James Burton
James Burton
@james-burton
 

James Burton and James Kirkland as The Shadows.

James Burton has had an illustrious career, including induction into the Rock and Roll Hall of Fame in 2001, as guitarist for such notable and varied artists as Elvis Presley, Elvis Costello, Bob Dylan, John Denver, Johnny Cash, Joni Mitchell, Ricky Nelson and Gram Parsons.

Born on August 21, 1939, James Burton began his career at the age of 14 at the Louisiana Hayride in Shreveport, Louisiana, near his gulf hometown of Dubbberly, Louisiana. At the Louisiana Hayride, he backed Bob Luman, Burton followed Luman to Los Angeles where they both recorded for Fabor Robison at Abbott, Fabor and Radio Records. Burton played on Luman’s Abbott recordings, “That’s All Right With Me” and “No Use Lying.” He also backed Bobby Lee Trammell on Trammell’s recording of “Shirley Lee.”

Fabor Robison also cut James Burton, James Kirkland and John S. (Butch) White as the Shadows. With James Kirkland on bass, Butch White on drums, and James Burton on guitar, The Shadows’ Abbott recordings constituted the earliest and some of the few instrumental releases that James Burton ever had, among thousands of studio and live performances he clocked into his career over more than half a century."The Creep" and "Shadow Rock" were in the film, Carnival Rock, that also featured Bob Luman.

From the Abbott studios, James Burton joined Ricky Nelson’s band. Because Nelson was a regular performer on his parents “The Ozzie and Harriet Show,” a staple of 1950s television and a progenitor of family situation comedies (except this was a real family, like “The Lucy Show,” but unlike follow-ups like “Father Knows Best” and “Leave It To Beaver”), James Burton gained early national exposure that only increased with his close association with Elvis (Presley).

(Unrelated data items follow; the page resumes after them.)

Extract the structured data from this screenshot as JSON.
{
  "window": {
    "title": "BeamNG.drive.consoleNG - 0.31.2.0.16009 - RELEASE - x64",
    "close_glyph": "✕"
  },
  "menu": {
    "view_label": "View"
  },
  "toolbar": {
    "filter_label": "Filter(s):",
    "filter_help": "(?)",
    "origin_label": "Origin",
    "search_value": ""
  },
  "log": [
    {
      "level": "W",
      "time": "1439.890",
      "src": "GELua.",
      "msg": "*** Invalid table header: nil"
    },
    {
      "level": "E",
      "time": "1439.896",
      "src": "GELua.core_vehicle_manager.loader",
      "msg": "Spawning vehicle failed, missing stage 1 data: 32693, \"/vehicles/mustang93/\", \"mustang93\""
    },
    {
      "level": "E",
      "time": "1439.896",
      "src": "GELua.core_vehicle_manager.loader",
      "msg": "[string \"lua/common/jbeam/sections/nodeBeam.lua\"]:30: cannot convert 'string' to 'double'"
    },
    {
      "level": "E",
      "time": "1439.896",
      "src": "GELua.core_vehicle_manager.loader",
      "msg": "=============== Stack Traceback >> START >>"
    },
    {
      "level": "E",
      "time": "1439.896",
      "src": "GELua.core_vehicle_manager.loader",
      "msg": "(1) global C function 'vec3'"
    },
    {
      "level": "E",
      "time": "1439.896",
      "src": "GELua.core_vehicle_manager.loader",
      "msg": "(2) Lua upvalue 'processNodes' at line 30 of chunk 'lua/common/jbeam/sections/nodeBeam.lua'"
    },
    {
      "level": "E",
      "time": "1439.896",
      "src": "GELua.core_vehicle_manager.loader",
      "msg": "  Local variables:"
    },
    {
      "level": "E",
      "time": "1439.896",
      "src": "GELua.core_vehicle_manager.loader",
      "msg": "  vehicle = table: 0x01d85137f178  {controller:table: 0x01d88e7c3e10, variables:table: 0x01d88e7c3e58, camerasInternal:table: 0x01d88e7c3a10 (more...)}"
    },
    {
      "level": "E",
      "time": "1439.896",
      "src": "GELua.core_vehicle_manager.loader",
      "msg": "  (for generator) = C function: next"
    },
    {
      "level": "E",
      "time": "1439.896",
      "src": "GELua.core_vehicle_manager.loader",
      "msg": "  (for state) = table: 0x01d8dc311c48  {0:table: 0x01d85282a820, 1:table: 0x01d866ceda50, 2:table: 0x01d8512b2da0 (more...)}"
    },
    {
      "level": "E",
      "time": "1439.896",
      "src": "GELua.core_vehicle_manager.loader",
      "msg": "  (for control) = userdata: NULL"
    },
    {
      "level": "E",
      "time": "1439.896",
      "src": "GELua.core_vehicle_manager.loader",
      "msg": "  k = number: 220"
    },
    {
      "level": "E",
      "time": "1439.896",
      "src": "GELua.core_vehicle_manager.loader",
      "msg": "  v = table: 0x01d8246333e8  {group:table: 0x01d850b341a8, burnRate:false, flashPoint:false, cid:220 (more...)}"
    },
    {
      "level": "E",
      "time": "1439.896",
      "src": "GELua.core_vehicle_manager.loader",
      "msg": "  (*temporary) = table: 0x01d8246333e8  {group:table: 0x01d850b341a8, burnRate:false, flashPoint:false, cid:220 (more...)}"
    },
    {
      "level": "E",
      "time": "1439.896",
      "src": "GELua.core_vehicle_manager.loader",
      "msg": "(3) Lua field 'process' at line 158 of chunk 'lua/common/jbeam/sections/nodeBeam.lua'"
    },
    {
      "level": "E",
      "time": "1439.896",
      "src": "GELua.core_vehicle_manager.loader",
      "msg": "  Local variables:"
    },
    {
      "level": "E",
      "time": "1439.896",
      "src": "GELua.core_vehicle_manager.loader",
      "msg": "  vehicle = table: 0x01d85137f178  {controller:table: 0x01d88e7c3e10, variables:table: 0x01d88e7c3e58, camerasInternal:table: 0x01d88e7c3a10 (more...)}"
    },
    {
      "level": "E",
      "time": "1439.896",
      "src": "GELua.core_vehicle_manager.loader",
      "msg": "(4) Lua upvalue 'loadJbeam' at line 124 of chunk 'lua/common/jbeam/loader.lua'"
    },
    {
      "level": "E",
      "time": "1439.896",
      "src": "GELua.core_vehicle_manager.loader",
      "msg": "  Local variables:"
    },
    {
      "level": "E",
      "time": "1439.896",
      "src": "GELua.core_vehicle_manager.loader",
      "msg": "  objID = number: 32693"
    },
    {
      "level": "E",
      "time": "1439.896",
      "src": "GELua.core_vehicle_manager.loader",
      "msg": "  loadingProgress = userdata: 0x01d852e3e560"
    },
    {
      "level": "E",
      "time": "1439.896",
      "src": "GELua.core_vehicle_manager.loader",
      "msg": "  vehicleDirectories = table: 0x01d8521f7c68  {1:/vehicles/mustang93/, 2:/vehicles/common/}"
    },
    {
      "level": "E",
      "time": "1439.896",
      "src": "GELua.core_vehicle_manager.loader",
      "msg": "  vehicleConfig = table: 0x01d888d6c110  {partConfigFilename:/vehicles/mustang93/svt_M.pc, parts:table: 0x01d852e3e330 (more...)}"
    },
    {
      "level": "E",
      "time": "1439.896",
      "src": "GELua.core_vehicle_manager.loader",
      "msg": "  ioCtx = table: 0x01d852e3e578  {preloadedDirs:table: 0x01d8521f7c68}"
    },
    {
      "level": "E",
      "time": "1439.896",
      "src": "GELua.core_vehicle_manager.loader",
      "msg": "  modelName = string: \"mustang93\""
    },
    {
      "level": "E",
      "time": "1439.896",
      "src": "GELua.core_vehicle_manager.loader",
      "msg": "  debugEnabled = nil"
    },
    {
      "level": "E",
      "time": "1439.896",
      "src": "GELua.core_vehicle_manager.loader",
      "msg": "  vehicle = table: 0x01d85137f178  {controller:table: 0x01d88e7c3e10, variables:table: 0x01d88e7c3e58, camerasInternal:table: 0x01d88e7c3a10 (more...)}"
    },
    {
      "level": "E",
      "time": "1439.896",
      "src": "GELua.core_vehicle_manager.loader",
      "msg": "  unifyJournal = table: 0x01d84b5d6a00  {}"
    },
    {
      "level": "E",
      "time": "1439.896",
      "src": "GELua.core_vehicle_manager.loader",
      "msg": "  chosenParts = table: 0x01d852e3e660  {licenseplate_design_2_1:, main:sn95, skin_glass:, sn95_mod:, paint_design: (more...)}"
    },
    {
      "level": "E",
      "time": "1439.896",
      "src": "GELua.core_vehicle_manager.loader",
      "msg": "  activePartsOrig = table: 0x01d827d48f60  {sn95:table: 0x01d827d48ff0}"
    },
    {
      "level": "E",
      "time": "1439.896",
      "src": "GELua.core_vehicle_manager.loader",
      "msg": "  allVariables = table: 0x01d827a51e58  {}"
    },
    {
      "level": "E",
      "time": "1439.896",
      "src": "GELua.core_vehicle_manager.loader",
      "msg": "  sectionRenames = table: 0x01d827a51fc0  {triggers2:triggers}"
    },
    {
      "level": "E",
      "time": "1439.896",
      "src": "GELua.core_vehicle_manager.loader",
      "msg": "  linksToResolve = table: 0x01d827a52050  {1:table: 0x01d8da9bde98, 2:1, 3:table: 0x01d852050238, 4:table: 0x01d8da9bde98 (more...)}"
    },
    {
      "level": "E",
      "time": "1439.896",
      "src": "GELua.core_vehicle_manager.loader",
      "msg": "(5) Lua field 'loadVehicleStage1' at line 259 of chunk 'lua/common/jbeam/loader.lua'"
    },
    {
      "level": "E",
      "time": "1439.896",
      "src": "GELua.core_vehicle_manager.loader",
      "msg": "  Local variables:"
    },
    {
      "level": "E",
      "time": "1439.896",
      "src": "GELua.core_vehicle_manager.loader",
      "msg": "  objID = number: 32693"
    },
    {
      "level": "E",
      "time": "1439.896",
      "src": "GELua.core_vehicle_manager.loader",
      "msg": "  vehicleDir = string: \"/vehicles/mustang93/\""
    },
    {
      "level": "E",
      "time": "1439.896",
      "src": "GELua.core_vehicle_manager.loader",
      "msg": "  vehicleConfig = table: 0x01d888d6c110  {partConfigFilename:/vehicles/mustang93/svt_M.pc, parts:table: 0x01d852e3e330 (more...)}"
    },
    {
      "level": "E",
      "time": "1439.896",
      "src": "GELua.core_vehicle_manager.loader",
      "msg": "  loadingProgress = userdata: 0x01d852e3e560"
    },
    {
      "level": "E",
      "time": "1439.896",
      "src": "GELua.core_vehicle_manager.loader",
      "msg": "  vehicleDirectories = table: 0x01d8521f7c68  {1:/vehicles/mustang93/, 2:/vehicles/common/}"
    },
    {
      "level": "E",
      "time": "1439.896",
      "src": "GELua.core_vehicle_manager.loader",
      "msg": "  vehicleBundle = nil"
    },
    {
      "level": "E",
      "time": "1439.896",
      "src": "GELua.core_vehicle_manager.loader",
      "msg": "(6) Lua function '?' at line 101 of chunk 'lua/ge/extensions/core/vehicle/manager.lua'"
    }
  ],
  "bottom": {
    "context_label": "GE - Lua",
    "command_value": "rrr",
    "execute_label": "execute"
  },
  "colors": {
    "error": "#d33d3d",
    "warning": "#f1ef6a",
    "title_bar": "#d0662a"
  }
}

The television show also propelled Ricky Nelson’s singing career. Among the songs Ricky Nelson recorded was “Shirly Lee,” perhaps at Burton’s suggestion. From there, James Burton branched out to the myriad artists he recorded and performed with and was later looked back on as one of the seminal influences on rock and roll and rock music. He later settled back in Shreveport, where it all began, where he hosted an annual music festival and opened the Rock and Roll Café.